Grüne Vorstösse im Stadtparlament Luzern - Archiv 2013

Prioritäten richtig setzen und Freiräume für Kinder erhalten - Spielplatzschliessungen verhindern

Archiv: 1. Juli 2013

Daniel Furrer, Judith Dörflinger Muff und Melanie Setz Isenegger namens der SP-/JUSO-Fraktion, Noëlle Bucher namens der Grünen-/Jungen-Grünen-Fraktion sowie Myriam Barsuglia namens der GLP-Fraktion fordern den Stadtrat in einem Postulat vom 1. Juli 2013 auf, Spielplatzschliessungen zu überdenken und allfällige Rückzahlungen von REAL-Geldern für die Pflege und Erhaltung von Spielplätzen einzusetzen.

Das Tiefbauamt kämpft seit Jahren mit einer Zunahme von Aufgaben bei einer gleichzeitigen Reduktion der finanziellen Mittel. Verständlicherweise ist es die Pflicht der Verantwortlichen dieser Abteilung, sich Gedanken über mögliche Lösungen dieses Zielkonfliktes zu machen und entsprechende Massnahmen vorzusehen.

Wir sind aber der Meinung, dass die Schliessung von Spielplätzen auf städtischem Grund keine Lösung sein kann und zudem weder dem Willen der Bürgerinnen und Bürger, noch der Strategie des Stadtrates entspricht, welcher eine aktive Kinder-, Jugend- und Familienpolitik als ein wichtiges Standbein der Gesamtpolitik betrachtet. In seiner Stellungnahme zur Interpellation 327, Daniel Furrer, Andreas Wüest und Dominik Durrer namens der SP/JUSO-Fraktion, vom 19. April 2012: «Luzern gehen die Familien aus! Was ist zu tun?», schrieb er deshalb zu diesem Thema: «Die Lebensräume in den einzelnen Quartieren sind für die Bevölkerung zu erhalten und entsprechend familienfreundlich zu gestalten. Dabei sind Themen wie Verkehr, sichere Schulwege und genügend Spielplätze von zentraler Bedeutung...»

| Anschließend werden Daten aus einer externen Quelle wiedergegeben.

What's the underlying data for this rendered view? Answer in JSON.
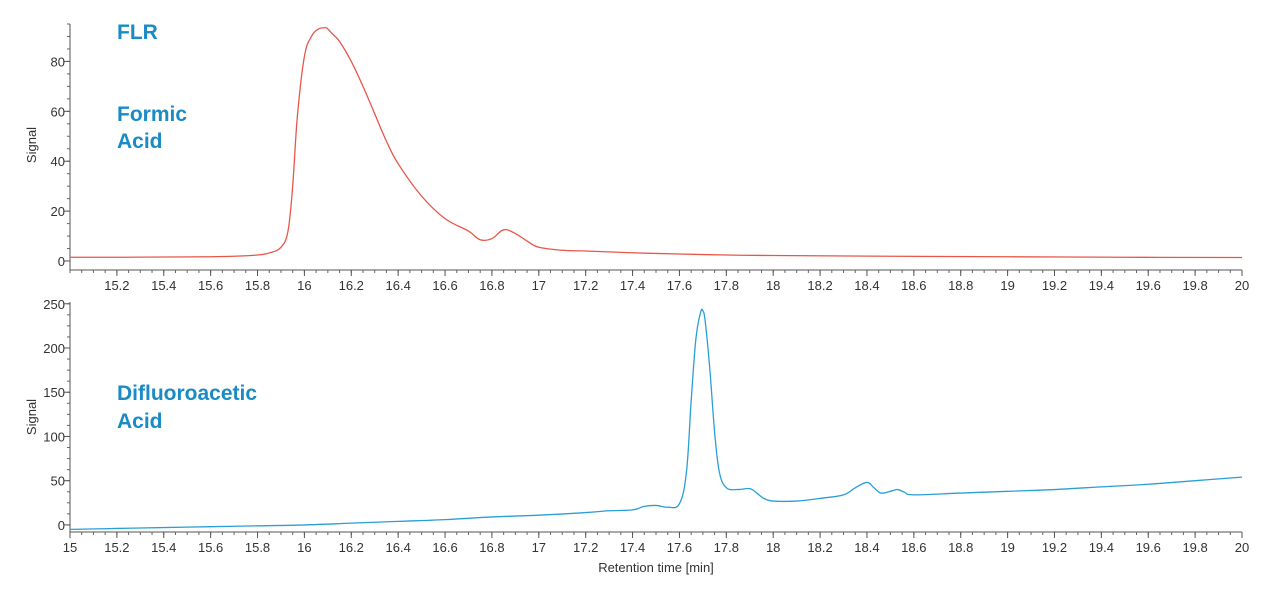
{
  "chart_data": [
    {
      "type": "line",
      "ylabel": "Signal",
      "xlim": [
        15,
        20
      ],
      "ylim": [
        -2,
        95
      ],
      "yticks": [
        0,
        20,
        40,
        60,
        80
      ],
      "xticks": [
        15.2,
        15.4,
        15.6,
        15.8,
        16,
        16.2,
        16.4,
        16.6,
        16.8,
        17,
        17.2,
        17.4,
        17.6,
        17.8,
        18,
        18.2,
        18.4,
        18.6,
        18.8,
        19,
        19.2,
        19.4,
        19.6,
        19.8,
        20
      ],
      "xtick_labels": [
        "15.2",
        "15.4",
        "15.6",
        "15.8",
        "16",
        "16.2",
        "16.4",
        "16.6",
        "16.8",
        "17",
        "17.2",
        "17.4",
        "17.6",
        "17.8",
        "18",
        "18.2",
        "18.4",
        "18.6",
        "18.8",
        "19",
        "19.2",
        "19.4",
        "19.6",
        "19.8",
        "20"
      ],
      "annotations": [
        "FLR",
        "Formic",
        "Acid"
      ],
      "series": [
        {
          "color": "#e8564a",
          "x": [
            15.0,
            15.2,
            15.4,
            15.6,
            15.7,
            15.8,
            15.85,
            15.9,
            15.93,
            15.95,
            15.97,
            16.0,
            16.03,
            16.06,
            16.09,
            16.1,
            16.12,
            16.15,
            16.2,
            16.25,
            16.3,
            16.35,
            16.4,
            16.5,
            16.6,
            16.7,
            16.75,
            16.8,
            16.85,
            16.9,
            16.95,
            17.0,
            17.1,
            17.2,
            17.4,
            17.6,
            17.8,
            18.0,
            18.5,
            19.0,
            19.5,
            20.0
          ],
          "y": [
            1.5,
            1.5,
            1.6,
            1.7,
            1.9,
            2.4,
            3.2,
            5.5,
            12,
            30,
            58,
            82,
            90,
            93,
            93.5,
            93,
            91,
            88,
            80,
            70,
            59,
            48,
            39,
            26,
            17,
            12,
            8.5,
            9,
            12.5,
            11,
            8,
            5.5,
            4.3,
            4,
            3.3,
            2.8,
            2.4,
            2.2,
            1.9,
            1.7,
            1.5,
            1.4
          ]
        }
      ]
    },
    {
      "type": "line",
      "xlabel": "Retention time [min]",
      "ylabel": "Signal",
      "xlim": [
        15,
        20
      ],
      "ylim": [
        -8,
        252
      ],
      "yticks": [
        0,
        50,
        100,
        150,
        200,
        250
      ],
      "xticks": [
        15,
        15.2,
        15.4,
        15.6,
        15.8,
        16,
        16.2,
        16.4,
        16.6,
        16.8,
        17,
        17.2,
        17.4,
        17.6,
        17.8,
        18,
        18.2,
        18.4,
        18.6,
        18.8,
        19,
        19.2,
        19.4,
        19.6,
        19.8,
        20
      ],
      "xtick_labels": [
        "15",
        "15.2",
        "15.4",
        "15.6",
        "15.8",
        "16",
        "16.2",
        "16.4",
        "16.6",
        "16.8",
        "17",
        "17.2",
        "17.4",
        "17.6",
        "17.8",
        "18",
        "18.2",
        "18.4",
        "18.6",
        "18.8",
        "19",
        "19.2",
        "19.4",
        "19.6",
        "19.8",
        "20"
      ],
      "annotations": [
        "Difluoroacetic",
        "Acid"
      ],
      "series": [
        {
          "color": "#2a9fd6",
          "x": [
            15.0,
            15.2,
            15.4,
            15.6,
            15.8,
            16.0,
            16.2,
            16.4,
            16.6,
            16.8,
            17.0,
            17.2,
            17.3,
            17.4,
            17.45,
            17.5,
            17.55,
            17.6,
            17.63,
            17.65,
            17.67,
            17.69,
            17.7,
            17.71,
            17.73,
            17.75,
            17.77,
            17.8,
            17.85,
            17.9,
            17.93,
            17.96,
            18.0,
            18.1,
            18.2,
            18.3,
            18.35,
            18.4,
            18.43,
            18.46,
            18.5,
            18.53,
            18.56,
            18.6,
            18.8,
            19.0,
            19.2,
            19.4,
            19.6,
            19.8,
            20.0
          ],
          "y": [
            -5,
            -4,
            -3,
            -2,
            -1,
            0,
            2,
            4,
            6,
            9,
            11,
            14,
            16,
            17,
            21,
            22,
            20,
            24,
            60,
            140,
            210,
            240,
            242,
            230,
            175,
            105,
            60,
            42,
            40,
            41,
            36,
            30,
            27,
            27,
            30,
            34,
            42,
            48,
            42,
            36,
            38,
            40,
            37,
            34,
            36,
            38,
            40,
            43,
            46,
            50,
            54
          ]
        }
      ]
    }
  ]
}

Für viele Kinder ‐ gerade in städtischen Gebieten ‐ sind Spielplätze heute die einzigen Orte, an denen sie sich ihrem Alter entsprechend austoben können. Ein Spielplatz ist auch ein Ort des Miteinanders, wo Kinder oft ihre ersten Erfahrungen mit Gleichaltrigen machen und das gemeinsame Spielen lernen können. Kinder brauchen diese Freiräume.

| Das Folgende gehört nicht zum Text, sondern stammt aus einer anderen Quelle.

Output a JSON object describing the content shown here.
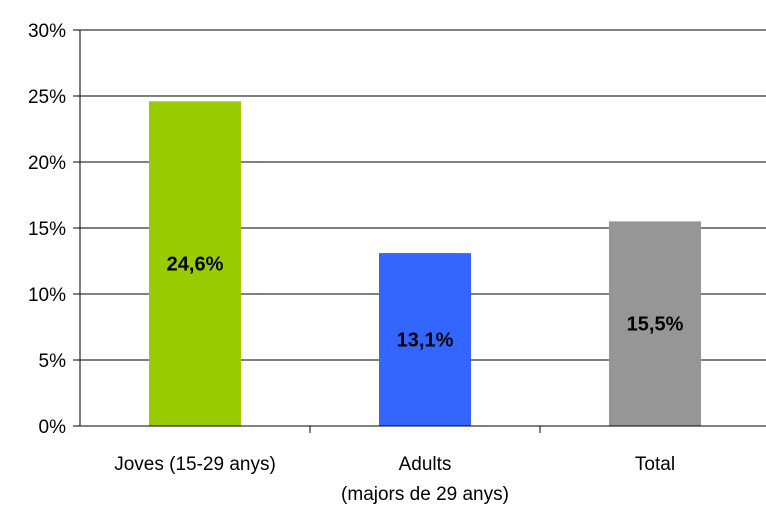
{
  "chart_data": {
    "type": "bar",
    "categories": [
      [
        "Joves (15-29 anys)"
      ],
      [
        "Adults",
        "(majors de 29 anys)"
      ],
      [
        "Total"
      ]
    ],
    "values": [
      24.6,
      13.1,
      15.5
    ],
    "data_labels": [
      "24,6%",
      "13,1%",
      "15,5%"
    ],
    "colors": [
      "#99cc00",
      "#3366ff",
      "#969696"
    ],
    "ylim": [
      0,
      30
    ],
    "yticks": [
      0,
      5,
      10,
      15,
      20,
      25,
      30
    ],
    "ytick_labels": [
      "0%",
      "5%",
      "10%",
      "15%",
      "20%",
      "25%",
      "30%"
    ],
    "grid": true,
    "legend": "none"
  }
}
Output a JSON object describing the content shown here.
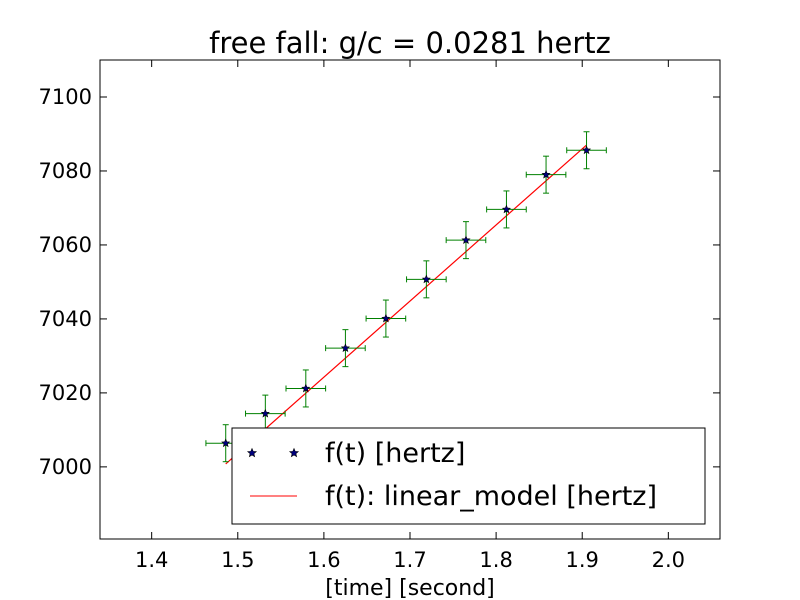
{
  "chart_data": {
    "type": "scatter",
    "title": "free fall: g/c = 0.0281 hertz",
    "xlabel": "[time] [second]",
    "ylabel": "",
    "xlim": [
      1.34,
      2.06
    ],
    "ylim": [
      6980.5,
      7110
    ],
    "xticks": [
      "1.4",
      "1.5",
      "1.6",
      "1.7",
      "1.8",
      "1.9",
      "2.0"
    ],
    "yticks": [
      "7000",
      "7020",
      "7040",
      "7060",
      "7080",
      "7100"
    ],
    "grid": false,
    "legend_position": "lower-right",
    "series": [
      {
        "name": "f(t) [hertz]",
        "kind": "points_with_error_bars",
        "marker": "star",
        "marker_color": "#000080",
        "errorbar_color": "#008000",
        "x": [
          1.486,
          1.532,
          1.579,
          1.625,
          1.672,
          1.719,
          1.765,
          1.812,
          1.858,
          1.905
        ],
        "y": [
          7006.4,
          7014.4,
          7021.2,
          7032.1,
          7040.1,
          7050.7,
          7061.3,
          7069.6,
          7079.0,
          7085.6
        ],
        "x_err": 0.023,
        "y_err": 5
      },
      {
        "name": "f(t): linear_model [hertz]",
        "kind": "line",
        "color": "#ff0000",
        "x": [
          1.486,
          1.905
        ],
        "y": [
          7000.8,
          7087.0
        ]
      }
    ]
  }
}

Ebenso sind Spielplätze wichtige Treffpunkte für Eltern und andere Betreuungspersonen. Die daraus entstehenden Kontakte zwischen Eltern gleichaltriger Kinder sind vor allem im Vorschulalter sehr wünschens- und unterstützenswert. Ein Abbau der Begegnungsräume für Eltern und ihre Kinder im Vorschulalter würde also auch dem gesetzten Ziel der Früherfassung entgegenlaufen.

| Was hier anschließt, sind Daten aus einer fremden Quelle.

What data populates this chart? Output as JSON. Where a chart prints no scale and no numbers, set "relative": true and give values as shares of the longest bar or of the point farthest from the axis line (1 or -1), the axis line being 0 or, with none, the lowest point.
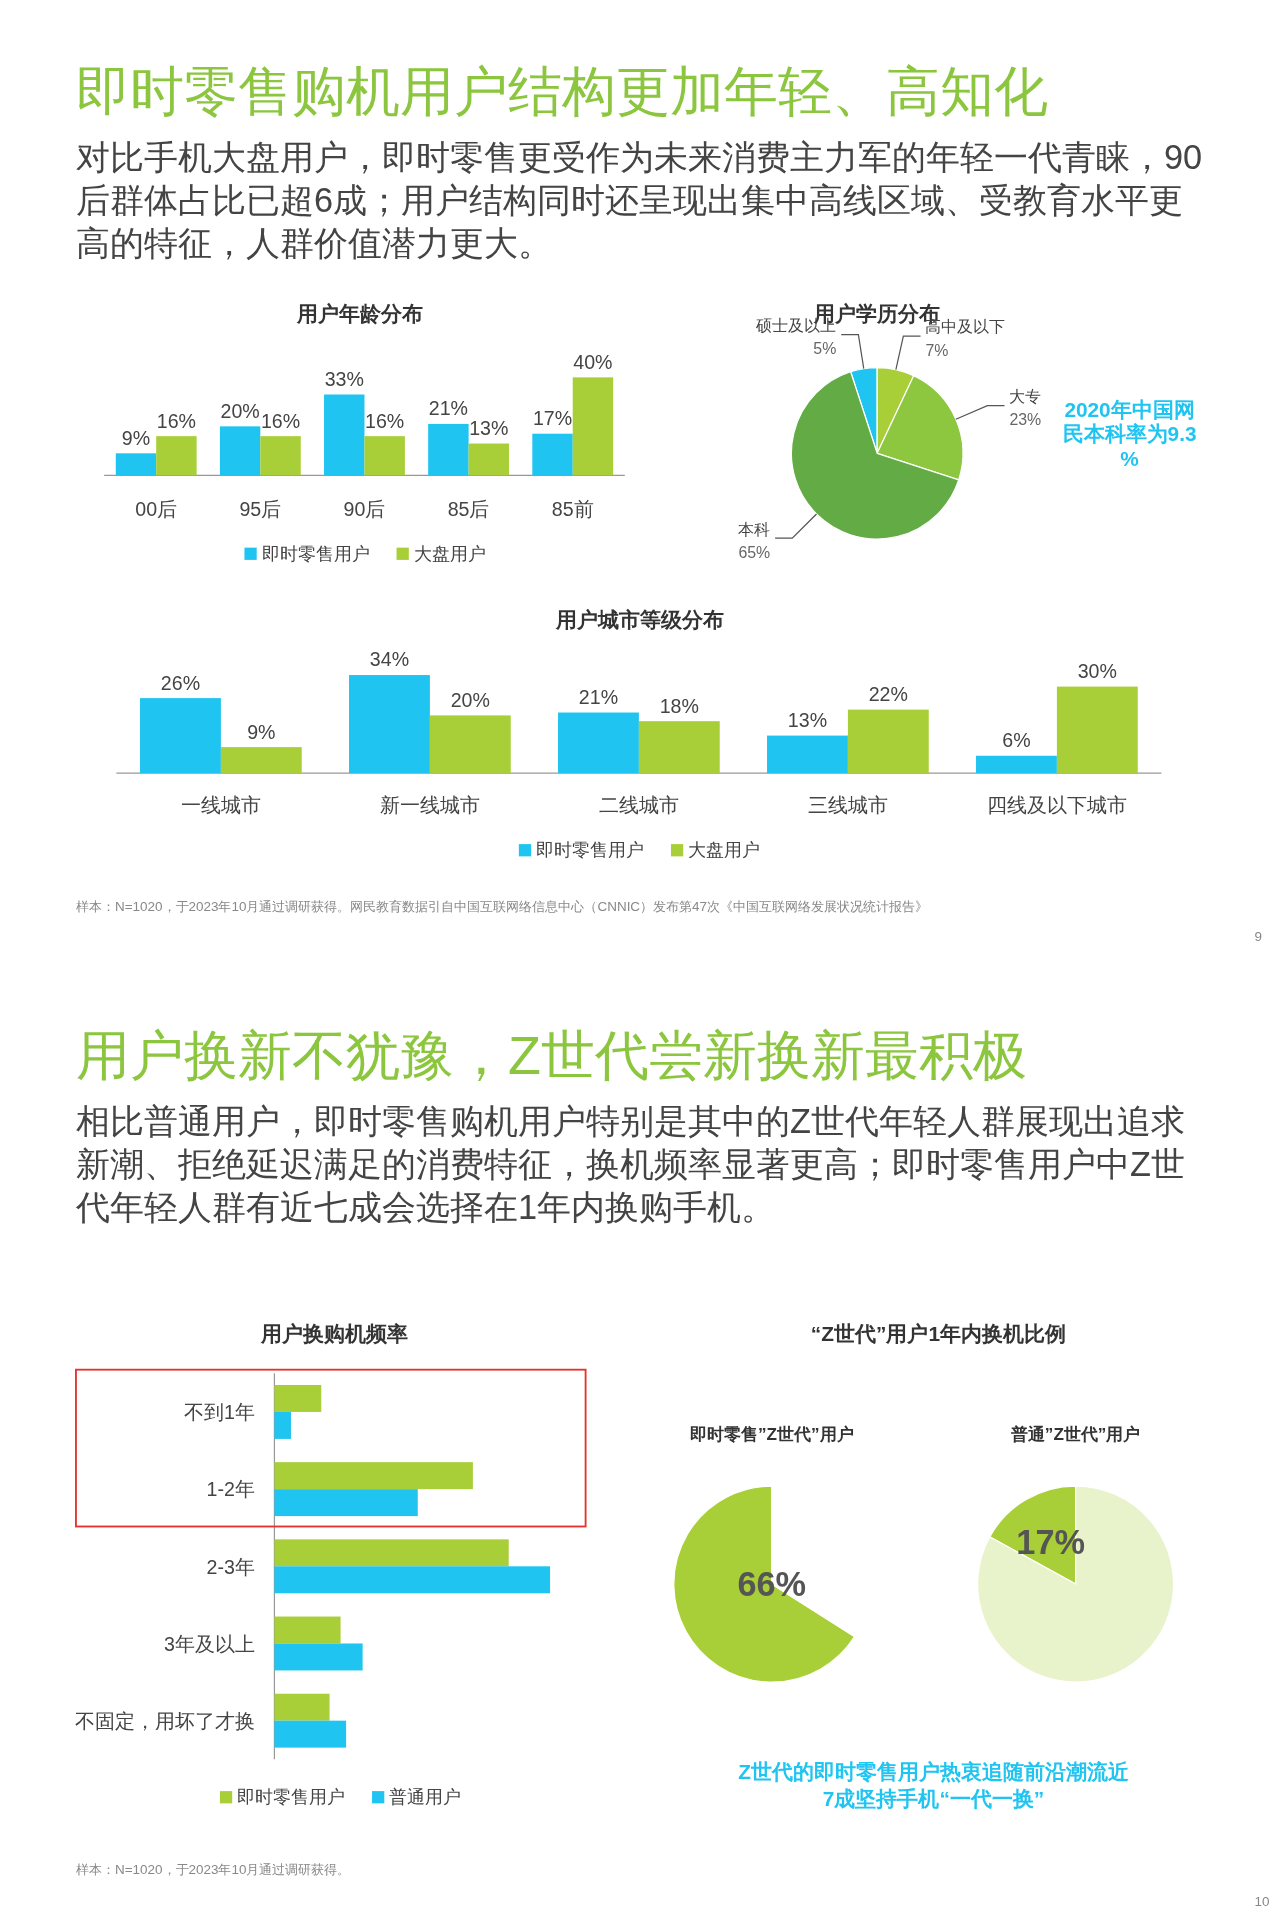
{
  "chart_data": [
    {
      "type": "other",
      "title": "即时零售购机用户结构更加年轻、高知化",
      "subtitle": "对比手机大盘用户，即时零售更受作为未来消费主力军的年轻一代青睐，90后群体占比已超6成；用户结构同时还呈现出集中高线区域、受教育水平更高的特征，人群价值潜力更大。"
    },
    {
      "type": "bar",
      "title": "用户年龄分布",
      "categories": [
        "00后",
        "95后",
        "90后",
        "85后",
        "85前"
      ],
      "legend": "bottom",
      "series": [
        {
          "name": "即时零售用户",
          "color": "#1fc4f0",
          "values": [
            9,
            20,
            33,
            21,
            17
          ],
          "value_labels": [
            "9%",
            "20%",
            "33%",
            "21%",
            "17%"
          ]
        },
        {
          "name": "大盘用户",
          "color": "#a9cf38",
          "values": [
            16,
            16,
            16,
            13,
            40
          ],
          "value_labels": [
            "16%",
            "16%",
            "16%",
            "13%",
            "40%"
          ]
        }
      ]
    },
    {
      "type": "pie",
      "title": "用户学历分布",
      "categories": [
        "硕士及以上",
        "高中及以下",
        "大专",
        "本科"
      ],
      "values": [
        5,
        7,
        23,
        65
      ],
      "colors": [
        "#1fc4f0",
        "#a9cf38",
        "#8dc63f",
        "#62ab45"
      ],
      "value_labels": [
        "5%",
        "7%",
        "23%",
        "65%"
      ],
      "annotations": [
        "2020年中国网民本科率为9.3%"
      ]
    },
    {
      "type": "bar",
      "title": "用户城市等级分布",
      "categories": [
        "一线城市",
        "新一线城市",
        "二线城市",
        "三线城市",
        "四线及以下城市"
      ],
      "legend": "bottom",
      "series": [
        {
          "name": "即时零售用户",
          "color": "#1fc4f0",
          "values": [
            26,
            34,
            21,
            13,
            6
          ],
          "value_labels": [
            "26%",
            "34%",
            "21%",
            "13%",
            "6%"
          ]
        },
        {
          "name": "大盘用户",
          "color": "#a9cf38",
          "values": [
            9,
            20,
            18,
            22,
            30
          ],
          "value_labels": [
            "9%",
            "20%",
            "18%",
            "22%",
            "30%"
          ]
        }
      ]
    },
    {
      "type": "other",
      "annotations": [
        "样本：N=1020，于2023年10月通过调研获得。网民教育数据引自中国互联网络信息中心（CNNIC）发布第47次《中国互联网络发展状况统计报告》",
        "9"
      ]
    },
    {
      "type": "other",
      "title": "用户换新不犹豫，Z世代尝新换新最积极",
      "subtitle": "相比普通用户，即时零售购机用户特别是其中的Z世代年轻人群展现出追求新潮、拒绝延迟满足的消费特征，换机频率显著更高；即时零售用户中Z世代年轻人群有近七成会选择在1年内换购手机。"
    },
    {
      "type": "bar",
      "orientation": "horizontal",
      "relative": true,
      "title": "用户换购机频率",
      "categories": [
        "不到1年",
        "1-2年",
        "2-3年",
        "3年及以上",
        "不固定，用坏了才换"
      ],
      "legend": "bottom",
      "series": [
        {
          "name": "即时零售用户",
          "color": "#a9cf38",
          "values": [
            0.17,
            0.72,
            0.85,
            0.24,
            0.2
          ]
        },
        {
          "name": "普通用户",
          "color": "#1fc4f0",
          "values": [
            0.06,
            0.52,
            1,
            0.32,
            0.26
          ]
        }
      ]
    },
    {
      "type": "other",
      "title": "“Z世代”用户1年内换机比例",
      "annotations": [
        "Z世代的即时零售用户热衷追随前沿潮流近7成坚持手机“一代一换”"
      ]
    },
    {
      "type": "pie",
      "title": "即时零售”Z世代”用户",
      "categories": [
        null,
        null
      ],
      "values": [
        66,
        34
      ],
      "colors": [
        "#a9cf38",
        "#ffffff"
      ],
      "value_labels": [
        "66%",
        null
      ]
    },
    {
      "type": "pie",
      "title": "普通”Z世代”用户",
      "categories": [
        null,
        null
      ],
      "values": [
        17,
        83
      ],
      "colors": [
        "#a9cf38",
        "#e8f3cc"
      ],
      "value_labels": [
        "17%",
        null
      ]
    },
    {
      "type": "other",
      "annotations": [
        "样本：N=1020，于2023年10月通过调研获得。",
        "10"
      ]
    }
  ]
}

Zwei Forderungen an den Stadtrat:
  • Wir fordern deshalb den Stadtrat auf, die vorgesehenen Spielplatzschliessungen nochmals zu überdenken und zu prüfen, wie eine weitere Reduktion des Angebots in Zukunft verhindert werden kann.
  • Durch die anstehende Rückzahlung von REAL-Geldern an die Stadt Luzern ist davon auszugehen, dass dies zu einer finanziellen Entlastung des Tiefbauamtes im Bereich Abfallwirtschaft führen wird. Der Stadtrat wird deshalb aufgefordert zu prüfen, ob frei werdende Mittel aus diesem Bereich auch (also nicht ausschliesslich) für die Finanzierung von Spielplätzen und Freizeitanlagen eingesetzt werden können.